教皇レオ14世は、国際連合食糧農業機関(FAO)の 第44回 総会にメッセージをおくられた。

 国際連合食糧農業機関 (FAO、本部:ローマ)は、6月28日から7月4日まで、第44回 総会を開催している。

 教皇レオ14世は、FAOの屈冬玉(チュー・ドンユィ)事務局長をはじめ、今総会参加者に、メッセージをおくられた。

 この中で教皇は、今年創設80年を迎えるFAOが、今日の最重要課題の一つである食糧不安と栄養不良への解決を見出すために日々取り組んでいることに感謝を述べられた。

 福音書のイエスのパンと魚の奇跡を読むと、キリストによって行われた真の奇跡は、飢えを撲滅するための鍵は強欲な溜めこみではなく、分かち合いにあると、明示したことだと気づかされる、と教皇は記された。

 重要な進歩は遂げたものの、世界の食料安全保障の状況は悪化をたどり、2030年までに貧困を撲滅するという「アジェンダ2030」の達成は不確定になるばかりである、と述べた教皇は、これは1945年に同機関が創立された際の目標からわたしたちがほど遠いところにいることを意味する、と指摘。

 地球上では全人類に食糧を十分行き渡らせるだけの生産が可能にも関わらず、また、食料安全保障をめぐる国際的な取り組みにも関わらず、世界では多くの貧しい人々が日ごとの糧を得られないでいる一方で、今日、わたしたちは戦争の武器として飢餓が不当に利用されているのを、苦悩と共に目撃することにもなった、と書き留めている。

 そして、教皇は「国民を飢えさせることは、非常に安上がりな戦術である」がゆえに、今日の紛争では、無辜の市民を支配する目的で、通常の軍隊ではなく、民間の武装集団が農地を焼き、家畜を盗み、支援のブロックを行うことが多くなったと述べている。

 多くの人が飢餓のために亡くなる一方、政治リーダーたちは汚職や不処罰で富んでいる、と記しながら、教皇は、今こそ世界はこれらの権力の乱用を制裁し、その責任者らを訴追するために、共通の明確な制限を採用するようにと促している。

 平和と安定なくして、レジリエンスを持った農業食糧システムの確保は不可能であり、すべての人に健康的で手の届きやすい食糧の保障はできないと教皇は述べ、互いに傾聴し、理解し合い、共に行動するための対話の必要を訴えた。

 また、食糧システムと気候変動が相互に影響を及ぼし合っている点に言及しながら、教皇は、自然災害と生物多様性の喪失によって引き起こされた社会の不平等は、環境と人間を中心に据えた適切なエコロジカルな移行によって訂正されるべきと説いている。

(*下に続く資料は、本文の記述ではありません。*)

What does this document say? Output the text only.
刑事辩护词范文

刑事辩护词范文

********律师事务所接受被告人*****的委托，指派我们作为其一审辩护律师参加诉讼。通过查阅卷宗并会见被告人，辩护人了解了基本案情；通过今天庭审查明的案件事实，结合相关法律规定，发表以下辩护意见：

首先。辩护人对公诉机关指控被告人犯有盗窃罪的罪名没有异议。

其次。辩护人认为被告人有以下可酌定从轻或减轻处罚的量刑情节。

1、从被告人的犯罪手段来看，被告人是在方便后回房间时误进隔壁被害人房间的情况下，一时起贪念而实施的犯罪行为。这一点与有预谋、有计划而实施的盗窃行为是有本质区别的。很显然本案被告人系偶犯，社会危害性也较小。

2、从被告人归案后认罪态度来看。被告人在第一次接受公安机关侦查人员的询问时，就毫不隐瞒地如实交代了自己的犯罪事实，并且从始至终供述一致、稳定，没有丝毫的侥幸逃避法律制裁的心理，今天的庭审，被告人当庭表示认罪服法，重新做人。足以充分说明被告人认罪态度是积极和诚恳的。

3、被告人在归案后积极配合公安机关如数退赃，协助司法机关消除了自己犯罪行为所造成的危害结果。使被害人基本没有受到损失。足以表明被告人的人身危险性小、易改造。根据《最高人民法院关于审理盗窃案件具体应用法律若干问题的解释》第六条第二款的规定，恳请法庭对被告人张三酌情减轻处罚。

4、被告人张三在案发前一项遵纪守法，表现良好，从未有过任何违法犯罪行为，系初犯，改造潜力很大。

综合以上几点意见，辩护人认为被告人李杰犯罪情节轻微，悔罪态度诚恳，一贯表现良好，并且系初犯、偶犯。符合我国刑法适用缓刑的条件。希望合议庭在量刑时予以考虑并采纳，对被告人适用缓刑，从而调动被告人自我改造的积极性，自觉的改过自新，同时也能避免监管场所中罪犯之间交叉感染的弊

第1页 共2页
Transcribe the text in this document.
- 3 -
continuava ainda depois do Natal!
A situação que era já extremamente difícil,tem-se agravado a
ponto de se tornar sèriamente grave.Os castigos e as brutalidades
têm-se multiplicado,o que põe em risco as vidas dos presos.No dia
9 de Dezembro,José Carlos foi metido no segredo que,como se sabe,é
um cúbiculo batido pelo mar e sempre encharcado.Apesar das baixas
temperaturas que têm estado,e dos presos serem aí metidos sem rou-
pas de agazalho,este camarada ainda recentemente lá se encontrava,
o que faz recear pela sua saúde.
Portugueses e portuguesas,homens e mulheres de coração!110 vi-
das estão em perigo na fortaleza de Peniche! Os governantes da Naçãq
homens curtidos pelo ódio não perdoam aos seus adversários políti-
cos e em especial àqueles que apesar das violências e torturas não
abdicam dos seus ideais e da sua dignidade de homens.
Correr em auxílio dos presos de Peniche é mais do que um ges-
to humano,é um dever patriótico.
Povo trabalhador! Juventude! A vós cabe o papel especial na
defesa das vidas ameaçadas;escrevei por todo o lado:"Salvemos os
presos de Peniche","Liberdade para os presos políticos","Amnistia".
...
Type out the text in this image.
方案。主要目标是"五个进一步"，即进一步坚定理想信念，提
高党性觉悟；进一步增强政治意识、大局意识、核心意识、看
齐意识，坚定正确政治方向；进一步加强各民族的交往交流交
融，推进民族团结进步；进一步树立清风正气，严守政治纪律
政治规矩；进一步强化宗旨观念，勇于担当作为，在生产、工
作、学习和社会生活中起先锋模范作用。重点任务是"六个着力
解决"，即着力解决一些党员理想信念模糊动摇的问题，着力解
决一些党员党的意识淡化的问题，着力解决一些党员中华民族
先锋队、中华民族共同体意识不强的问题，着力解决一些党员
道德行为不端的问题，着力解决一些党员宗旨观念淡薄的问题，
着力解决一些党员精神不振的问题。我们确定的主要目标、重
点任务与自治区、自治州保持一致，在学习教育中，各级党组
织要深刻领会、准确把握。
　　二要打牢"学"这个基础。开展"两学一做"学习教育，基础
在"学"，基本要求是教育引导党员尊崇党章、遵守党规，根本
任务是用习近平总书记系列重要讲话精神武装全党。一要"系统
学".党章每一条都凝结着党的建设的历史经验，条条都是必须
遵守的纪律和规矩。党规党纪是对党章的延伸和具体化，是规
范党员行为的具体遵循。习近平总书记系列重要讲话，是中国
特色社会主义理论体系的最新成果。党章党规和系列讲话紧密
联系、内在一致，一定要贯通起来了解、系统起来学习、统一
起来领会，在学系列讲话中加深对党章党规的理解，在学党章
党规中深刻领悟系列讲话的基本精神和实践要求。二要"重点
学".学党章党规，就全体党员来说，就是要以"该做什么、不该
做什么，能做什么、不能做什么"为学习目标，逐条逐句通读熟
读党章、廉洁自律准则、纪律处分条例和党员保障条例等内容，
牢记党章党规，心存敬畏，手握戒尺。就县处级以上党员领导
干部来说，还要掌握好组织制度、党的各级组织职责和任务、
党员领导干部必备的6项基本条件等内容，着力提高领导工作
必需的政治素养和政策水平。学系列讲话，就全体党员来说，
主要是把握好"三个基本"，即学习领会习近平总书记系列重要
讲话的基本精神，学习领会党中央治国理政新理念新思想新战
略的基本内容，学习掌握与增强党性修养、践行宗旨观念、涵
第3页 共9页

 進行中の様々な危機と紛争によって引き起こされた、国際関係の巨大な二極化が見られ、世界の貧困と飢餓を撲滅するための資金と技術が兵器の製造と取引に流用される中、議論の余地あるイデオロギーが扇動され、人間関係は冷え込み、兄弟愛や社会的友情を妨げている、と教皇は今日の現状を直視。

 今こそ、不毛な雄弁を脇に置き、揺るがぬ政治的意志を持ち、教皇フランシスコが述べたように、「皆の必要を満たすために、相互の協力と信頼ある環境を育むことを目的とした、相違点の解決」が求められる、とアピールされた。